As Labour party politicians, members and activists – wherever you are in the UK – we have an interest in defending the future of the United Kingdom.

It is the best expression of our values of co-operation and solidarity and, in the right hands, offers the best opportunity to redistribute wealth and power to working people. It is not this union of nations which is intrinsically unjust or unfair, it’s the actions of the powerful within it.

That doesn’t mean that we believe in the status quo. Far from it.

In 1997, the last Labour government made the argument that we needed to renew our country – “New Britain” was as much a statement about how we would change the way our country was run, as it was a statement of a country that had modernised beyond the Conservative government.

We need to rediscover that radicalism, and the spirit of the Labour founders of devolution. They didn’t make an argument about power for the sake of it. They made an argument about how they would use powers to change the lives of people across our country.

Today at a summit in Cardiff, I will join Gordon Brown, Carwyn Jones and others to make that case.

As we debate the deal the UK does with the European Union, we also need to ask what the deal is that we will do with ourselves. Brexit demands that we ask whether our constitution is fit for purpose and where we go from here.

No one in the Labour party – in Scotland or elsewhere – came into politics to debate the constitution. But when the constitutional debate is now front and centre in determining the future jobs, opportunities and living standards of people across the UK, we have no option. Brexit – regardless of the deal – will change Britain forever.

Labour cannot, and will not, be absent from that debate.

The argument I will make in Cardiff today is one that I have been making since last year: every part of the UK has to be firing on all cylinders if we stand a chance of building a strong economy, raising living standards and keeping our country together. The UK is the best mechanism to deliver the Labour values we all believe in.

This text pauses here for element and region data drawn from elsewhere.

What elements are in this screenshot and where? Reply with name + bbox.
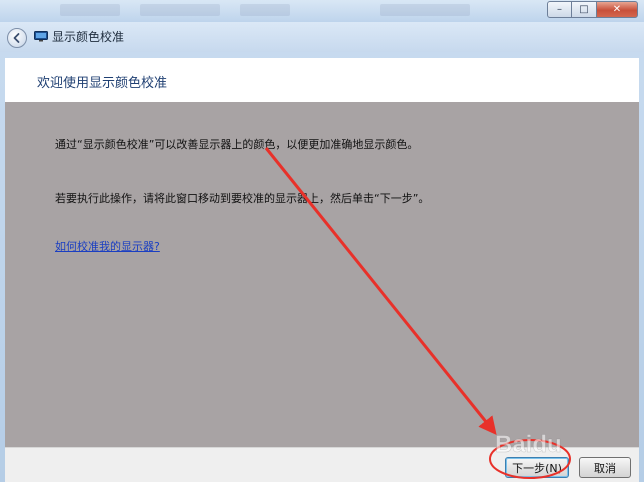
window-title: 显示颜色校准 [52, 30, 125, 44]
maximize-icon: □ [579, 4, 589, 15]
intro-paragraph: 通过“显示颜色校准”可以改善显示器上的颜色，以便更加准确地显示颜色。 [55, 138, 419, 151]
monitor-icon [34, 31, 48, 42]
caption-buttons: – □ ✕ [547, 1, 638, 18]
close-button[interactable]: ✕ [596, 1, 638, 18]
page-title: 欢迎使用显示颜色校准 [37, 76, 168, 91]
minimize-button[interactable]: – [547, 1, 572, 18]
navigation-bar: 显示颜色校准 [0, 22, 644, 52]
blurred-title-text [240, 4, 290, 16]
page-header: 欢迎使用显示颜色校准 [5, 58, 639, 102]
maximize-button[interactable]: □ [572, 1, 596, 18]
minimize-icon: – [557, 4, 562, 15]
cancel-button[interactable]: 取消 [579, 457, 631, 478]
back-button[interactable] [7, 28, 27, 48]
content-panel: 通过“显示颜色校准”可以改善显示器上的颜色，以便更加准确地显示颜色。 若要执行此… [5, 102, 639, 447]
title-bar[interactable]: – □ ✕ [0, 0, 644, 22]
calibration-window: – □ ✕ 显示颜色校准 欢迎使用显示颜色校准 通过“显示颜色校准”可以改善显示… [0, 0, 644, 482]
help-link[interactable]: 如何校准我的显示器? [55, 238, 160, 254]
blurred-title-text [140, 4, 220, 16]
close-icon: ✕ [612, 4, 622, 15]
instruction-paragraph: 若要执行此操作，请将此窗口移动到要校准的显示器上，然后单击“下一步”。 [55, 192, 430, 205]
back-arrow-icon [13, 33, 20, 43]
blurred-title-text [380, 4, 470, 16]
blurred-title-text [60, 4, 120, 16]
next-button[interactable]: 下一步(N) [505, 457, 569, 478]
button-bar: 下一步(N) 取消 [5, 447, 639, 482]
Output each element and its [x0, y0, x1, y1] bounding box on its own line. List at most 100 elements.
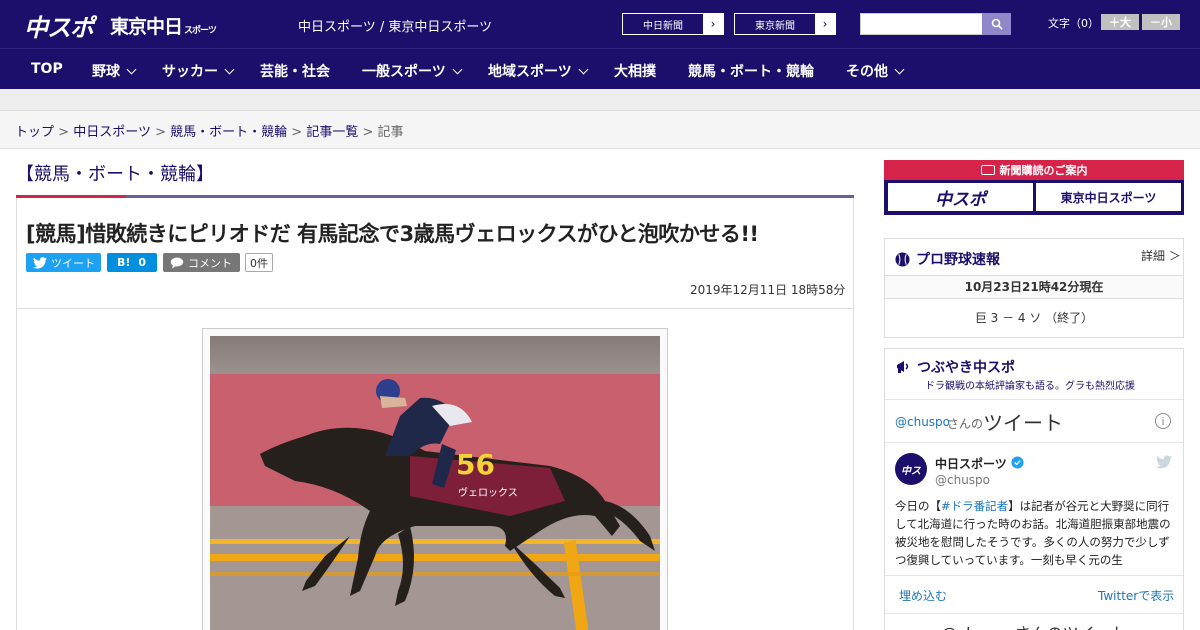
- article-photo[interactable]: 56 ヴェロックス: [210, 336, 660, 630]
- tweets-box: つぶやき中スポ ドラ観戦の本紙評論家も語る。グラも熱烈応援 @chuspo さん…: [884, 348, 1184, 630]
- font-bigger-button[interactable]: ＋大: [1101, 14, 1139, 30]
- speech-bubble-icon: [170, 257, 184, 268]
- tweet-hashtag-link[interactable]: #ドラ番記者: [941, 499, 1008, 513]
- baseball-box-header: プロ野球速報: [895, 249, 1000, 269]
- category-heading: 【競馬・ボート・競輪】: [16, 164, 214, 185]
- tokyo-chunichi-logo[interactable]: 東京中日 スポーツ: [110, 12, 217, 39]
- chunichi-shimbun-link-label: 中日新聞: [643, 20, 683, 32]
- megaphone-icon: [897, 361, 909, 373]
- nav-item-baseball[interactable]: 野球: [92, 61, 137, 81]
- main-nav: TOP 野球 サッカー 芸能・社会 一般スポーツ 地域スポーツ 大相撲 競馬・ボ…: [0, 48, 1200, 89]
- chevron-right-icon: ›: [703, 14, 723, 34]
- twitter-bird-icon: [33, 256, 47, 269]
- font-smaller-button[interactable]: －小: [1142, 14, 1180, 30]
- nav-item-general-sports[interactable]: 一般スポーツ: [362, 61, 463, 81]
- nav-item-sumo[interactable]: 大相撲: [614, 61, 656, 81]
- hatena-bookmark-button[interactable]: B! 0: [107, 253, 157, 272]
- comment-button-label: コメント: [188, 256, 232, 270]
- nav-item-label: サッカー: [162, 64, 218, 80]
- subscribe-chuspo-button[interactable]: 中スポ: [888, 183, 1033, 211]
- avatar[interactable]: 中ス: [895, 453, 927, 485]
- nav-item-top[interactable]: TOP: [31, 61, 63, 77]
- chunichi-shimbun-link[interactable]: 中日新聞 ›: [622, 13, 724, 35]
- tweet-button[interactable]: ツイート: [26, 253, 101, 272]
- newspaper-icon: [980, 165, 995, 175]
- breadcrumb-separator: >: [155, 125, 166, 140]
- tweets-box-header: つぶやき中スポ: [895, 357, 1015, 377]
- nav-item-label: 地域スポーツ: [488, 64, 572, 80]
- nav-item-other[interactable]: その他: [846, 61, 905, 81]
- tokyo-shimbun-link-label: 東京新聞: [755, 20, 795, 32]
- comment-count: 0件: [245, 253, 273, 272]
- info-icon[interactable]: i: [1155, 413, 1171, 429]
- nav-item-label: 大相撲: [614, 64, 656, 80]
- chevron-down-icon: [894, 64, 905, 75]
- site-title: 中日スポーツ / 東京中日スポーツ: [298, 20, 493, 35]
- ad-strip: [0, 89, 1200, 111]
- nav-item-regional-sports[interactable]: 地域スポーツ: [488, 61, 589, 81]
- twitter-bird-icon[interactable]: [1156, 455, 1172, 469]
- chevron-down-icon: [578, 64, 589, 75]
- nav-item-racing[interactable]: 競馬・ボート・競輪: [688, 61, 814, 81]
- racehorse-photo-icon: 56 ヴェロックス: [210, 336, 660, 630]
- tokyo-shimbun-link[interactable]: 東京新聞 ›: [734, 13, 836, 35]
- article-divider: [16, 308, 854, 309]
- breadcrumb-link-top[interactable]: トップ: [15, 125, 54, 140]
- font-size-label: 文字（0）: [1048, 17, 1099, 30]
- chevron-down-icon: [452, 64, 463, 75]
- embed-link[interactable]: 埋め込む: [899, 587, 947, 604]
- twitter-widget-header: @chuspo さんの ツイート i: [885, 399, 1183, 443]
- nav-item-soccer[interactable]: サッカー: [162, 61, 235, 81]
- subscription-caption-text: 新聞購読のご案内: [999, 164, 1088, 177]
- breadcrumb-link-chunichi-sports[interactable]: 中日スポーツ: [73, 125, 151, 140]
- tweet-text-pre: 今日の【: [895, 499, 941, 513]
- verified-badge-icon: [1011, 456, 1024, 469]
- breadcrumb-current: 記事: [377, 125, 404, 140]
- nav-item-label: TOP: [31, 61, 63, 77]
- nav-item-entertainment[interactable]: 芸能・社会: [260, 61, 330, 81]
- chevron-down-icon: [224, 64, 235, 75]
- nav-item-label: 競馬・ボート・競輪: [688, 64, 814, 80]
- chuspo-logo[interactable]: 中スポ: [24, 8, 94, 43]
- subscription-caption: 新聞購読のご案内: [884, 160, 1184, 180]
- nav-item-label: 野球: [92, 64, 120, 80]
- baseball-box-title: プロ野球速報: [916, 252, 1000, 268]
- baseball-timestamp: 10月23日21時42分現在: [885, 275, 1183, 299]
- tweet-account-name[interactable]: 中日スポーツ: [935, 455, 1007, 472]
- tokyo-chunichi-logo-text: 東京中日: [110, 16, 183, 38]
- breadcrumb-separator: >: [58, 125, 70, 140]
- hatena-bookmark-icon: B!: [117, 256, 131, 269]
- saddlecloth-name: ヴェロックス: [458, 486, 518, 499]
- breadcrumb-link-article-list[interactable]: 記事一覧: [306, 125, 358, 140]
- tweet-button-label: ツイート: [51, 256, 95, 270]
- baseball-detail-link[interactable]: 詳細 ＞: [1141, 247, 1181, 264]
- baseball-score-box: プロ野球速報 詳細 ＞ 10月23日21時42分現在 巨 3 － 4 ソ （終了…: [884, 238, 1184, 338]
- breadcrumb-link-racing[interactable]: 競馬・ボート・競輪: [170, 125, 287, 140]
- breadcrumb: トップ > 中日スポーツ > 競馬・ボート・競輪 > 記事一覧 > 記事: [15, 121, 404, 140]
- tweets-box-subtitle: ドラ観戦の本紙評論家も語る。グラも熱烈応援: [925, 381, 1135, 392]
- tweet-text: 今日の【#ドラ番記者】は記者が谷元と大野奨に同行して北海道に行った時のお話。北海…: [895, 497, 1175, 569]
- chevron-down-icon: [126, 64, 137, 75]
- view-on-twitter-link[interactable]: Twitterで表示: [1098, 587, 1174, 604]
- breadcrumb-separator: >: [291, 125, 303, 140]
- article-title: [競馬]惜敗続きにピリオドだ 有馬記念で3歳馬ヴェロックスがひと泡吹かせる!!: [26, 222, 759, 246]
- twitter-widget-handle[interactable]: @chuspo: [895, 415, 950, 429]
- nav-item-label: その他: [846, 64, 888, 80]
- saddlecloth-number: 56: [456, 448, 495, 481]
- tokyo-chunichi-logo-sub: スポーツ: [184, 26, 217, 36]
- baseball-score-row[interactable]: 巨 3 － 4 ソ （終了）: [885, 309, 1183, 326]
- article-date: 2019年12月11日 18時58分: [690, 283, 846, 297]
- nav-item-label: 一般スポーツ: [362, 64, 446, 80]
- twitter-widget-more[interactable]: @chuspoさんのツイート: [885, 613, 1183, 630]
- twitter-widget-suffix: さんの: [947, 417, 984, 431]
- twitter-widget-title: ツイート: [983, 411, 1063, 435]
- twitter-widget-footer: 埋め込む Twitterで表示: [885, 575, 1183, 613]
- search-icon: [991, 18, 1003, 30]
- subscribe-tokyo-chunichi-button[interactable]: 東京中日スポーツ: [1036, 183, 1181, 211]
- search-button[interactable]: [982, 13, 1011, 35]
- hatena-bookmark-count: 0: [138, 256, 147, 269]
- search-input[interactable]: [860, 13, 983, 35]
- comment-button[interactable]: コメント: [163, 253, 240, 272]
- tweet-account-handle[interactable]: @chuspo: [935, 473, 990, 487]
- tweets-box-title: つぶやき中スポ: [917, 360, 1015, 376]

Economic power has to be spread across the UK and that means more political control in every nation of the UK. Power hoarded in Westminster and Whitehall – or even Holyrood – is no longer tenable after Brexit.

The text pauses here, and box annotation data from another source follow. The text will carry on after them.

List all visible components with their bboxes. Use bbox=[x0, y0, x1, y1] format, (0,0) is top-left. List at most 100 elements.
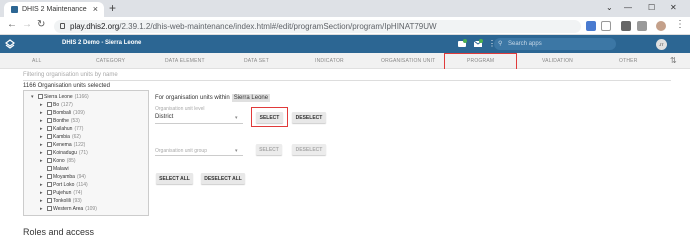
expand-icon[interactable]: ▸ bbox=[40, 142, 47, 148]
expand-icon[interactable]: ▸ bbox=[40, 198, 47, 204]
expand-icon[interactable]: ▸ bbox=[40, 126, 47, 132]
checkbox[interactable] bbox=[47, 126, 52, 131]
deselect-all-button[interactable]: DESELECT ALL bbox=[201, 173, 245, 184]
tree-item[interactable]: ▸ Bombali (109) bbox=[40, 110, 85, 116]
tree-item-count: (71) bbox=[78, 150, 88, 156]
checkbox[interactable] bbox=[47, 182, 52, 187]
section-tabs: ALL CATEGORY DATA ELEMENT DATA SET INDIC… bbox=[0, 53, 690, 69]
tree-item-label: Sierra Leone bbox=[44, 94, 73, 100]
messages-icon[interactable] bbox=[457, 39, 467, 49]
tree-item-label: Pujehun bbox=[53, 190, 72, 196]
close-tab-icon[interactable]: × bbox=[93, 4, 98, 14]
forward-arrow-icon[interactable]: → bbox=[22, 19, 32, 30]
checkbox[interactable] bbox=[38, 94, 43, 99]
tab-organisation-unit[interactable]: ORGANISATION UNIT bbox=[381, 58, 435, 64]
expand-icon[interactable]: ▸ bbox=[40, 174, 47, 180]
expand-icon[interactable]: ▸ bbox=[40, 158, 47, 164]
checkbox[interactable] bbox=[47, 102, 52, 107]
expand-icon[interactable]: ▸ bbox=[40, 150, 47, 156]
tree-item[interactable]: ▸ Koinadugu (71) bbox=[40, 150, 88, 156]
within-text: For organisation units within Sierra Leon… bbox=[155, 94, 271, 102]
new-tab-button[interactable]: + bbox=[109, 1, 116, 15]
select-group-button[interactable]: SELECT bbox=[256, 144, 282, 155]
tree-item[interactable]: ▸ Kono (85) bbox=[40, 158, 76, 164]
tree-item-label: Tonkolili bbox=[53, 198, 71, 204]
org-unit-filter-input[interactable]: Filtering organisation units by name bbox=[23, 72, 118, 78]
checkbox[interactable] bbox=[47, 110, 52, 115]
checkbox[interactable] bbox=[47, 118, 52, 123]
menu-dots-icon[interactable]: ⋮ bbox=[675, 19, 685, 30]
dhis2-logo-icon[interactable] bbox=[5, 39, 15, 49]
tree-item[interactable]: ▸ Bo (127) bbox=[40, 102, 73, 108]
expand-icon[interactable]: ▸ bbox=[40, 134, 47, 140]
level-select[interactable]: District bbox=[155, 114, 173, 120]
expand-icon[interactable]: ▸ bbox=[40, 102, 47, 108]
tree-item[interactable]: ▾ Sierra Leone (1166) bbox=[31, 94, 89, 100]
group-underline bbox=[155, 155, 243, 156]
tree-item[interactable]: ▸ Kailahun (77) bbox=[40, 126, 83, 132]
tree-item[interactable]: ▸ Tonkolili (93) bbox=[40, 198, 82, 204]
tree-item[interactable]: Malawi bbox=[40, 166, 71, 172]
profile-avatar[interactable] bbox=[656, 21, 666, 31]
url-field[interactable]: play.dhis2.org/2.39.1.2/dhis-web-mainten… bbox=[54, 20, 581, 33]
expand-icon[interactable]: ▸ bbox=[40, 118, 47, 124]
back-arrow-icon[interactable]: ← bbox=[7, 19, 17, 30]
minimize-icon[interactable]: — bbox=[624, 3, 632, 12]
within-chip: Sierra Leone bbox=[231, 94, 271, 102]
expand-icon[interactable]: ▸ bbox=[40, 182, 47, 188]
search-apps-input[interactable]: ⚲ Search apps bbox=[494, 38, 616, 50]
tree-item[interactable]: ▸ Western Area (109) bbox=[40, 206, 97, 212]
deselect-group-button[interactable]: DESELECT bbox=[292, 144, 326, 155]
tree-item[interactable]: ▸ Bonthe (53) bbox=[40, 118, 80, 124]
expand-icon[interactable]: ▸ bbox=[40, 110, 47, 116]
maximize-icon[interactable]: ☐ bbox=[648, 3, 655, 12]
tree-item-count: (94) bbox=[76, 174, 86, 180]
user-avatar[interactable]: JT bbox=[656, 39, 667, 50]
tab-indicator[interactable]: INDICATOR bbox=[315, 58, 344, 64]
chevron-down-icon[interactable]: ⌄ bbox=[606, 3, 613, 12]
tree-item[interactable]: ▸ Kenema (122) bbox=[40, 142, 85, 148]
tree-item-label: Bonthe bbox=[53, 118, 69, 124]
checkbox[interactable] bbox=[47, 166, 52, 171]
extension-icon[interactable] bbox=[621, 21, 631, 31]
checkbox[interactable] bbox=[47, 206, 52, 211]
star-icon[interactable] bbox=[601, 21, 611, 31]
tab-data-set[interactable]: DATA SET bbox=[244, 58, 269, 64]
checkbox[interactable] bbox=[47, 198, 52, 203]
avatar-initials: JT bbox=[659, 42, 664, 47]
sort-icon[interactable]: ⇅ bbox=[670, 56, 677, 65]
sidepanel-icon[interactable] bbox=[637, 21, 647, 31]
select-all-button[interactable]: SELECT ALL bbox=[156, 173, 193, 184]
expand-icon[interactable]: ▸ bbox=[40, 190, 47, 196]
checkbox[interactable] bbox=[47, 134, 52, 139]
deselect-level-button[interactable]: DESELECT bbox=[292, 112, 326, 123]
share-icon[interactable] bbox=[586, 21, 596, 31]
reload-icon[interactable]: ↻ bbox=[37, 19, 45, 30]
tab-validation[interactable]: VALIDATION bbox=[542, 58, 573, 64]
tree-item-count: (127) bbox=[61, 102, 73, 108]
tree-item[interactable]: ▸ Moyamba (94) bbox=[40, 174, 86, 180]
dropdown-arrow-icon[interactable]: ▾ bbox=[235, 115, 238, 121]
checkbox[interactable] bbox=[47, 150, 52, 155]
browser-tab[interactable]: DHIS 2 Maintenance × bbox=[4, 2, 104, 17]
checkbox[interactable] bbox=[47, 174, 52, 179]
tab-all[interactable]: ALL bbox=[32, 58, 42, 64]
interpretations-icon[interactable] bbox=[473, 39, 483, 49]
tree-item-count: (62) bbox=[71, 134, 81, 140]
dropdown-arrow-icon[interactable]: ▾ bbox=[235, 148, 238, 154]
tab-data-element[interactable]: DATA ELEMENT bbox=[165, 58, 205, 64]
collapse-icon[interactable]: ▾ bbox=[31, 94, 38, 100]
close-window-icon[interactable]: ✕ bbox=[670, 3, 677, 12]
checkbox[interactable] bbox=[47, 190, 52, 195]
checkbox[interactable] bbox=[47, 142, 52, 147]
tree-item[interactable]: ▸ Pujehun (74) bbox=[40, 190, 82, 196]
tab-other[interactable]: OTHER bbox=[619, 58, 638, 64]
url-host: play.dhis2.org bbox=[70, 22, 120, 31]
tab-category[interactable]: CATEGORY bbox=[96, 58, 125, 64]
tree-item[interactable]: ▸ Port Loko (114) bbox=[40, 182, 88, 188]
tree-item[interactable]: ▸ Kambia (62) bbox=[40, 134, 81, 140]
checkbox[interactable] bbox=[47, 158, 52, 163]
tree-item-count: (122) bbox=[73, 142, 86, 148]
expand-icon[interactable]: ▸ bbox=[40, 206, 47, 212]
tree-item-count: (109) bbox=[85, 206, 97, 212]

At the very least that has to mean that powers that currently sit with the EU in devolved areas – such as agriculture and fisheries – should go the devolved nations. I would go further. As the UK falls out of the social chapter, we need to ask if our devolved parliaments and assemblies should also have more power over guaranteeing our employment rights and protections. We also need ask the question about whether now is the time for more regional and national control of our immigration system. On both counts, I believe we should.

For the sake of the people Labour seeks to represent, their voices must be heard in this debate about the future of our country. The years we are living through now are probably the most significant since Margaret Thatcher ripped up the UK’s economic model in the 1980s.

This is a similar moment of threat, but it could also be one of opportunity, if Labour can make the argument for a United Kingdom renewed in line with our values, with a new federal settlement that brings political and economic power closer to working people. Power to be exercised in their interests and used in a way that rebuilds the trust between the government and the governed.

Today, I hope we will take another step in that direction.